Liberal 'Meet the Press' Panel Shouts Down Lone Conservative to Defend Obama Against Gates

In a panel packed with Obama sycophants on Sunday's NBC Meet the Press, lone conservative Rick Santorum was shouted down the moment he observed that Robert Gates's new memoir showed "that the President puts domestic politics before international concerns." Amid the wailing and gnashing of teeth, MSNBC host Chris Matthews declared: "But that's not what the book says. Rick, it didn't say that." [Listen to the audio]

Santorum was only allowed to speak for a total of forty-six seconds during the nearly ten-minute panel discussion of Gates's book. During Santorum's first twenty-second spot on camera, Gregory pressed him to respond to left-wing activist Michael Moore: "Here's something that he tweeted this week, 'Bob Gates in his new book says Obama appointees in the White House were, quote, suspicious of and didn't trust the military honchos. Thank God.'"

On Monday's Today, co-host Matt Lauer grilled Gates in a live interview and demanded: "As this criticism is leveled by you in the book of the commander-in-chief, the acting commander-in-chief, at a time when some 40,000 U.S. troops are in harm's way, do you think that by calling him into question at this stage it is either dangerous or dishonorable?"

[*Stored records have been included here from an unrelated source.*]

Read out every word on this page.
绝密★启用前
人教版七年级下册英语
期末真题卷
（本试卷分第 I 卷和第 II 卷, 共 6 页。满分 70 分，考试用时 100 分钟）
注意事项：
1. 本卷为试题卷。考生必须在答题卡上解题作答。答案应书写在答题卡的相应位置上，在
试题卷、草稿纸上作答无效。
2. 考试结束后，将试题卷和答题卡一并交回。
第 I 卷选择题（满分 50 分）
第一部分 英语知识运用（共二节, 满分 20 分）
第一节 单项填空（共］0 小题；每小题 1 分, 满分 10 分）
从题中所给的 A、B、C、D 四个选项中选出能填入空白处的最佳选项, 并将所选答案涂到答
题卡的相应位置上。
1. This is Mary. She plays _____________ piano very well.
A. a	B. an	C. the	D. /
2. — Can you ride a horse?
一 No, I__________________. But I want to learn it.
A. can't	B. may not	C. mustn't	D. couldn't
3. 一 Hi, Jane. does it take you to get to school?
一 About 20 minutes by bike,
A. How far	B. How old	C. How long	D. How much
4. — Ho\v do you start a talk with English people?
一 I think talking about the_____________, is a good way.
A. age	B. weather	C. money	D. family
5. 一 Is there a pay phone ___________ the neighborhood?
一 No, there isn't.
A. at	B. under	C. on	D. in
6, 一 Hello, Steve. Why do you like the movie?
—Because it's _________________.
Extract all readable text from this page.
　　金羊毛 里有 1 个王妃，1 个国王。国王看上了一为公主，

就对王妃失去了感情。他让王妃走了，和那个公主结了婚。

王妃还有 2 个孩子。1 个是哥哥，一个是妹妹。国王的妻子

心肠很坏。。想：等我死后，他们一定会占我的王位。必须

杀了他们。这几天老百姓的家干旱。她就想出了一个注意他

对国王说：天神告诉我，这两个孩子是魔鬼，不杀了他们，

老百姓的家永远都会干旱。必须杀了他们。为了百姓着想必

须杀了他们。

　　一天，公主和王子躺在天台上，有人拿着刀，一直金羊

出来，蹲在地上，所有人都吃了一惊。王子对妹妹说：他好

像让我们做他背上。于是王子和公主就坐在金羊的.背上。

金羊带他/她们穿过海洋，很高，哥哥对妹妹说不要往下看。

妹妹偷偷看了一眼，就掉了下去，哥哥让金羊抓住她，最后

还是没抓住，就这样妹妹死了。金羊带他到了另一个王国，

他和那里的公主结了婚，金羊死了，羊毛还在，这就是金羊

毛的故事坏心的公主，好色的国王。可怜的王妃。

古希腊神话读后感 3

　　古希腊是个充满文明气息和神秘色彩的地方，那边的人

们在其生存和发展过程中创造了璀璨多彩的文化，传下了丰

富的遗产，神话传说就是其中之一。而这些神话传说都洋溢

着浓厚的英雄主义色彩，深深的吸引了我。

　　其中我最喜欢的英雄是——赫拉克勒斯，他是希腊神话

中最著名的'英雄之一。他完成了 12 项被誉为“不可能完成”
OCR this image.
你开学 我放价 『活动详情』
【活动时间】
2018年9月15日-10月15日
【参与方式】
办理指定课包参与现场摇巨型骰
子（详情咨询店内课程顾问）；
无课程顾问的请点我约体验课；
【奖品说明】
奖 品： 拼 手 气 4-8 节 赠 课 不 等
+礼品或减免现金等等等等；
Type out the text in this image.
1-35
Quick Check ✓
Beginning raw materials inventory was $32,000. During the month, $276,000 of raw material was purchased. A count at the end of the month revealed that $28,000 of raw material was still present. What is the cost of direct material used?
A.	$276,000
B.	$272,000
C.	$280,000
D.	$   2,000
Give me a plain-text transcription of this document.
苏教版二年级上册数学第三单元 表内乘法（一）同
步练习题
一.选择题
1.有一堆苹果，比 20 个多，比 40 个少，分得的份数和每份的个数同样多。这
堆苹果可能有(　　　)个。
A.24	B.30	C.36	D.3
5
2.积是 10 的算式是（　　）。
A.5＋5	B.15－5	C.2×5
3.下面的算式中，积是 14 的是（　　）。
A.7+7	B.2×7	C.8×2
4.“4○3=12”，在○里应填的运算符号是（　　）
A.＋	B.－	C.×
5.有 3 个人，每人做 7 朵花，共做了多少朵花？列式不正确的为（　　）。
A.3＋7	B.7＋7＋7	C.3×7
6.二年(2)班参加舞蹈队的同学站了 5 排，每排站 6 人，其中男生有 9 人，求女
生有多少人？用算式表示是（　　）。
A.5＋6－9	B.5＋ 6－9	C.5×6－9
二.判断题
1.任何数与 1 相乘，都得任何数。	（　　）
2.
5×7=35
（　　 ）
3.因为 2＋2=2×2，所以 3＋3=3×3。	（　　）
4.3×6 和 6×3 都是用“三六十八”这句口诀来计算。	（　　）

Here are excerpts of the January 12 Meet the Press discussion:

11:03AM ET

DAVID GREGORY: This bombshell tell-all book by former defense secretary Robert Gates. I'm joined now by Robert Gibbs, he's the former press secretary for President Obama, who was present at the time. Former Republican presidential candidate and Pennsylvania Senator Rick Santorum. Former congresswoman from California, now the head of the Wilson Center, Jane Harman. Bloomberg View columnist Jeffrey Goldberg. And host of MSNBC's Hardball, Chris Mathews. Welcome to all of you....Chris Mathews, how scathing is this of Obama's leadership?

CHRIS MATTHEWS: Well, it has a certain tone to it, but I think he's [Gates is] right in the sense that President Obama ran on the campaign to get us out of Afghanistan. That was his mission. There's nothing wrong with that. He [Gates] makes it sound like there's something wrong with that. That's tonal. The policy of this president when he came into office, when he got into office, was wind down two wars, and he did so. Now maybe what wasn't Gates's point of view, but it was Obama's.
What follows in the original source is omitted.